ENGLEWOOD, Ohio – Bill Davenport wore a badge for 38 years, earning the reputation in the city of Englewood as the police sergeant “everybody knew, and everybody liked.” Bill lost a 10-year battle with blood cancer in 2011, and for his son Brett and the whole Davenport family, there was no better way to honor him on his birthday, July 31, than with a Community Blood Center (CBC) blood drive in his name.
Brett recalls the diagnosis of multiple myeloma, a cancer of the plasma cells in bone marrow. Many transfusions followed, plus trips to the Cleveland Clinic for bone marrow procedures that left his bones dangerously brittle. “It helped extend his life,” says Brett, who served as chairman of the blood drive. “If we can extend someone else’s life, that’s all we want.”
The family focused on July 31 for the inaugural Bill Davenport Memorial Blood drive at the Englewood Government Center as an uplifting way to celebrate Bill’s birthday, and to help boost CBC donations during the sluggish summer months.
“When he passed away in January it was a sad time,” said Joann Davenport about planning the drive in her husband’s memory. “We thought we would do it on his birthday, it’s a good time of year and a special way to celebrate the day.” It was a success on all counts. The drive reached 131 percent of its recruitment goal with 59 registrations, and 15 were first-time donors.
One of the first-time donors was Karen Moss, mother of Brett’s wife Molly, who described her son-in-law as “a very purpose driven young man.” The just-retired second grade teacher put aside the Kindle she had brought to read during her donation to talk about why she was here. “I knew Bill,” she said. “He was a wonderful man. I felt like this was something good that I could do.”

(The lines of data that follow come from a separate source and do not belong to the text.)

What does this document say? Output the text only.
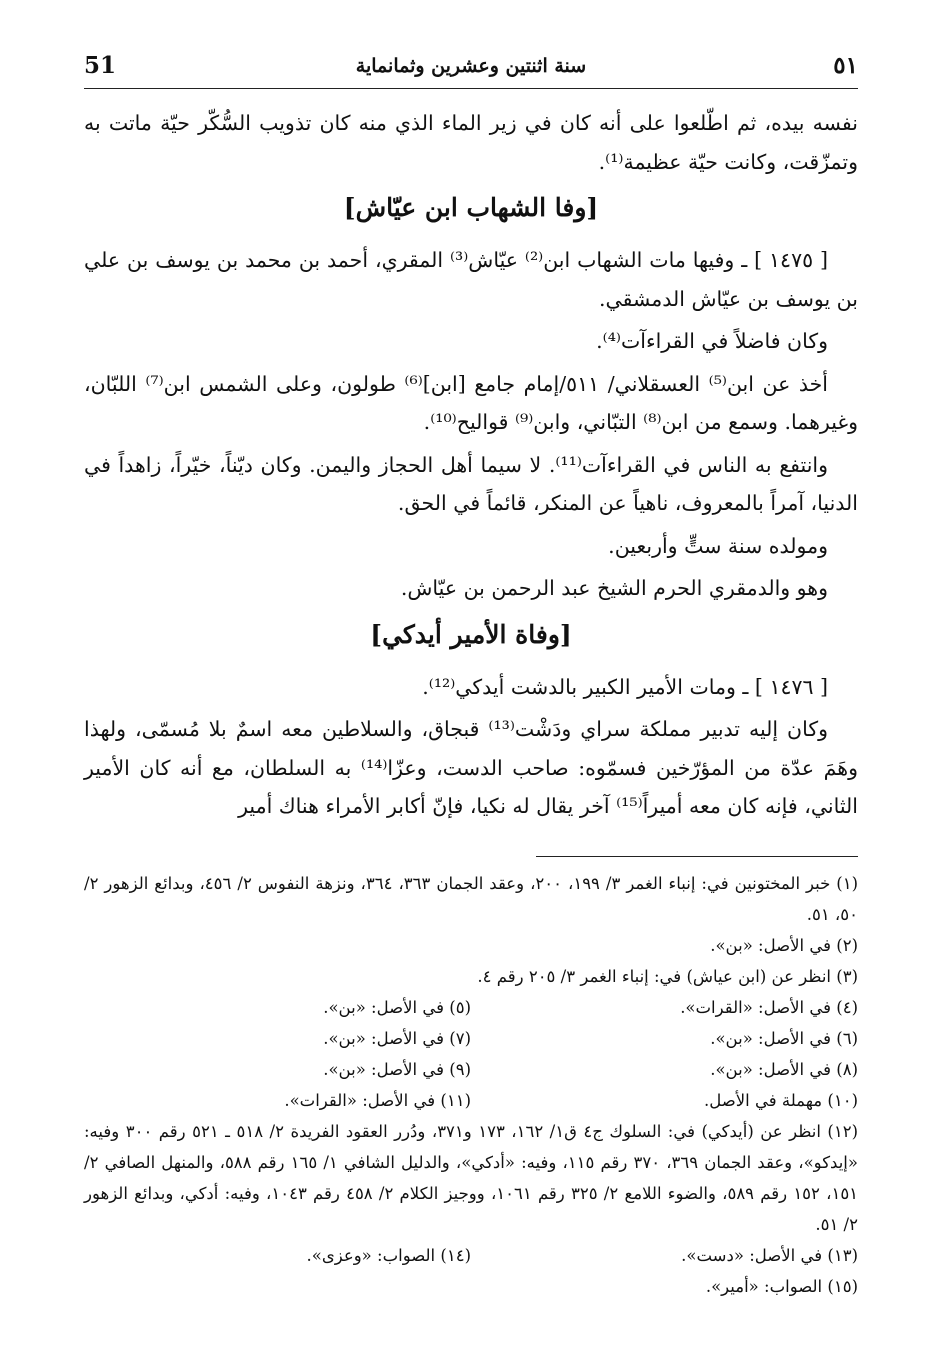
٥١
سنة اثنتين وعشرين وثمانماية
51

نفسه بيده، ثم اطّلعوا على أنه كان في زير الماء الذي منه كان تذويب السُّكّر حيّة ماتت به وتمزّقت، وكانت حيّة عظيمة⁽¹⁾.

[وفا الشهاب ابن عيّاش]

[ ١٤٧٥ ] ـ وفيها مات الشهاب ابن⁽²⁾ عيّاش⁽³⁾ المقري، أحمد بن محمد بن يوسف بن علي بن يوسف بن عيّاش الدمشقي.

وكان فاضلاً في القراءآت⁽⁴⁾.

أخذ عن ابن⁽⁵⁾ العسقلاني/ ٥١١/إمام جامع [ابن]⁽⁶⁾ طولون، وعلى الشمس ابن⁽⁷⁾ اللبّان، وغيرهما. وسمع من ابن⁽⁸⁾ التبّاني، وابن⁽⁹⁾ قواليح⁽¹⁰⁾.

وانتفع به الناس في القراءآت⁽¹¹⁾. لا سيما أهل الحجاز واليمن. وكان ديّناً، خيّراً، زاهداً في الدنيا، آمراً بالمعروف، ناهياً عن المنكر، قائماً في الحق.

ومولده سنة ستٍّ وأربعين.

وهو والدمقري الحرم الشيخ عبد الرحمن بن عيّاش.

[وفاة الأمير أيدكي]

[ ١٤٧٦ ] ـ ومات الأمير الكبير بالدشت أيدكي⁽¹²⁾.

وكان إليه تدبير مملكة سراي ودَشْت⁽¹³⁾ قبجاق، والسلاطين معه اسمٌ بلا مُسمّى، ولهذا وهَمَ عدّة من المؤرّخين فسمّوه: صاحب الدست، وعزّا⁽¹⁴⁾ به السلطان، مع أنه كان الأمير الثاني، فإنه كان معه أميراً⁽¹⁵⁾ آخر يقال له نكيا، فإنّ أكابر الأمراء هناك أمير

(١) خبر المختونين في: إنباء الغمر ٣/ ١٩٩، ٢٠٠، وعقد الجمان ٣٦٣، ٣٦٤، ونزهة النفوس ٢/ ٤٥٦، وبدائع الزهور ٢/ ٥٠، ٥١.

(٢) في الأصل: «بن».

(٣) انظر عن (ابن عياش) في: إنباء الغمر ٣/ ٢٠٥ رقم ٤.

(٤) في الأصل: «القرات».
(٥) في الأصل: «بن».
(٦) في الأصل: «بن».
(٧) في الأصل: «بن».
(٨) في الأصل: «بن».
(٩) في الأصل: «بن».
(١٠) مهملة في الأصل.
(١١) في الأصل: «القرات».

(١٢) انظر عن (أيدكي) في: السلوك ج٤ ق١/ ١٦٢، ١٧٣ و٣٧١، ودُرر العقود الفريدة ٢/ ٥١٨ ـ ٥٢١ رقم ٣٠٠ وفيه: «إيدكو»، وعقد الجمان ٣٦٩، ٣٧٠ رقم ١١٥، وفيه: «أدكي»، والدليل الشافي ١/ ١٦٥ رقم ٥٨٨، والمنهل الصافي ٢/ ١٥١، ١٥٢ رقم ٥٨٩، والضوء اللامع ٢/ ٣٢٥ رقم ١٠٦١، ووجيز الكلام ٢/ ٤٥٨ رقم ١٠٤٣، وفيه: أدكي، وبدائع الزهور ٢/ ٥١.

(١٣) في الأصل: «دست».
(١٤) الصواب: «وعزى».

(١٥) الصواب: «أمير».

“He touched a lot of lives,” Brett said about his father and his police work, recalling the simple things, like giving someone a second chance instead of a ticket. “I know he was well known and well liked. He loved Englewood and he saw the city grow a tremendous amount.”
He remembers his father’s dedication to the job, as in the times he would arrive home just to grab an hour’s rest before going back to work. He said Bill’s favorite saying was, “I just want to keep the big guy happy!” referring to City Manager Eric Smith, and he trained the young Mark Brownfield who is now Englewood’s police chief.
Ironically, when Brett was in high school he asked his dad if he should become a policeman and Bill’s surprise response was, “Absolutely not!” Bill appreciated the goal of public service, but didn’t think Brett would find police paperwork very rewarding. He encouraged him instead to become a firefighter. Brett started with an Explorer program in high school, did the course work in college and landed a job with the Xenia Fire Department where he has served as a firefighter and paramedic for five years.
Brett’s recruiting effort for the blood drive included networking with other towns, and with his colleagues at XFD. Several will be wearing the CBC “iFocused, iGave, I Helped Save a Life” t-shirt they received at the drive, including rookie firefighter and first-time donor Nate Codd.
“I just started there, and he’s one of the guys who have taught me a lot,” Nate said of Brett and his influence. “I wanted to come here and support him and help out.”
Brett, in his purpose-driven way, wants to build a long-running blood drive the way his father built a legacy with his city and its people. One of Brett’s duties, before ending the day with his own blood donation, was signing up donors for the second annual Bill Davenport Memorial Blood Drive next year. “The plan is to only make it bigger,” said Brett. “We’re discussing what to do. Maybe do our own t-shirt next year.”
As Bill Davenport might say, “That will keep the big guy happy.”